Imagine a country where the right to trial by jury has been undermined, where an individual can be tried twice – the rule on double jeopardy abandoned – where well over 3000 new crimes have been enacted in the past ten years; where racial, sexuality and religious tensions are said to need the protection and might of law.
Imagine a country where the chief justice and many leading judges fear for the future of justice and civil liberties because the government of that country has eroded civil liberties in the name of countering terror and has reduced support for those of limited means, and vulnerable people, to fight their corner and pay for lawyers.
Imagine a country where people are imprisoned without charge for 28 days (42 days was defeated).
Imagine a country where the right to speak freely is restricted and individuals can be threatened by lawyers who can simply telephone a judge in Chambers to restrict them from speaking out, on what may well be a matter of great public importance, to protect sectional and very private corporate interests, where attempts to restrict the reporting of the proceedings of the press are routinely granted through the use of super-injunctions and, latterly, a country with laws which allowed lawyers to attempt to restrict the reporting of proceedings in parliament itself.
Imagine a country that leads the world in CCTV surveillance with more cameras per head of population than any other on Earth.
Imagine a country where not only the police but local authorities and other civilian bodies can routinely spy on you, intercept your email, bug your phone and can intrude to examine your bank accounts and then, even for quite minor offences, can seize your assets, freeze your bank account and seize and crush your car; powers intended to tackle terror and organised crime but which now will, inevitably, be used for far less serious offences.

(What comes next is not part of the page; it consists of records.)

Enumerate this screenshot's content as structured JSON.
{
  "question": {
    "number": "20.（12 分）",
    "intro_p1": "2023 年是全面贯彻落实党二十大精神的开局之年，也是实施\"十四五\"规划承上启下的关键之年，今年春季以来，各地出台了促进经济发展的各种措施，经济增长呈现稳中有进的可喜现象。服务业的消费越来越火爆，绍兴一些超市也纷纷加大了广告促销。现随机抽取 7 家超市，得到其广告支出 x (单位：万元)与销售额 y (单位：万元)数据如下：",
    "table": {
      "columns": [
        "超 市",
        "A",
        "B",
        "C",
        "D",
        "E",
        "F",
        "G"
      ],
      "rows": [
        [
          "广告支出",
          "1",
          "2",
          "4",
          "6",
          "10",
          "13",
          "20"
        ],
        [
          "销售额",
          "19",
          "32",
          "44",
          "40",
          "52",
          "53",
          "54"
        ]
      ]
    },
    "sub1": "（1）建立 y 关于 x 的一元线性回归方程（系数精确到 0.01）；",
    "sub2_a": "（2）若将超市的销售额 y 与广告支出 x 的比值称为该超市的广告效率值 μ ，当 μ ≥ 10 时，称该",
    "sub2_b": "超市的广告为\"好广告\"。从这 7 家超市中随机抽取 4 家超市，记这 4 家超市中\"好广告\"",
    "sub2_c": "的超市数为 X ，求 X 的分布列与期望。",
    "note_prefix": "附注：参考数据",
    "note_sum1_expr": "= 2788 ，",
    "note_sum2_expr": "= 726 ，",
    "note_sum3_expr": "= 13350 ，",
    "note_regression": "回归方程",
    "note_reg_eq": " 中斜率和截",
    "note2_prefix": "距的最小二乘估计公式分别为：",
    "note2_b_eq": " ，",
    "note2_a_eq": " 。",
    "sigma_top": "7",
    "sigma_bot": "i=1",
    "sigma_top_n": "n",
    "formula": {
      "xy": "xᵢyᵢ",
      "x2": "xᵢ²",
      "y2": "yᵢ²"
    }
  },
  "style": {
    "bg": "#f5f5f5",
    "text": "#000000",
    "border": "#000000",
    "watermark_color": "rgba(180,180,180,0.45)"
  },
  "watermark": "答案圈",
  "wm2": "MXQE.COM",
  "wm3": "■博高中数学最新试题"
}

Imagine a country which has restricted the money paid to experienced criminal lawyers with the result that many lawyers can no longer afford to practice in the field and the quality of representation may decline as a result.
Imagine a country with over 85,000 people in jail, a country where the Justice Ministry wants yet more prisons and even considered hiring prison ships from elsewhere.
Imagine a country where the government uses the device of statutory instrument to slide controversial legislation through into law without the eyes of the public, expert commentators or members of parliament being able to see, or objective minds, to consider those laws.
Imagine a country that allows the prime minister to wage war without the consent of the elected representatives of the people…
You don’t need to imagine such a country. You are living in it.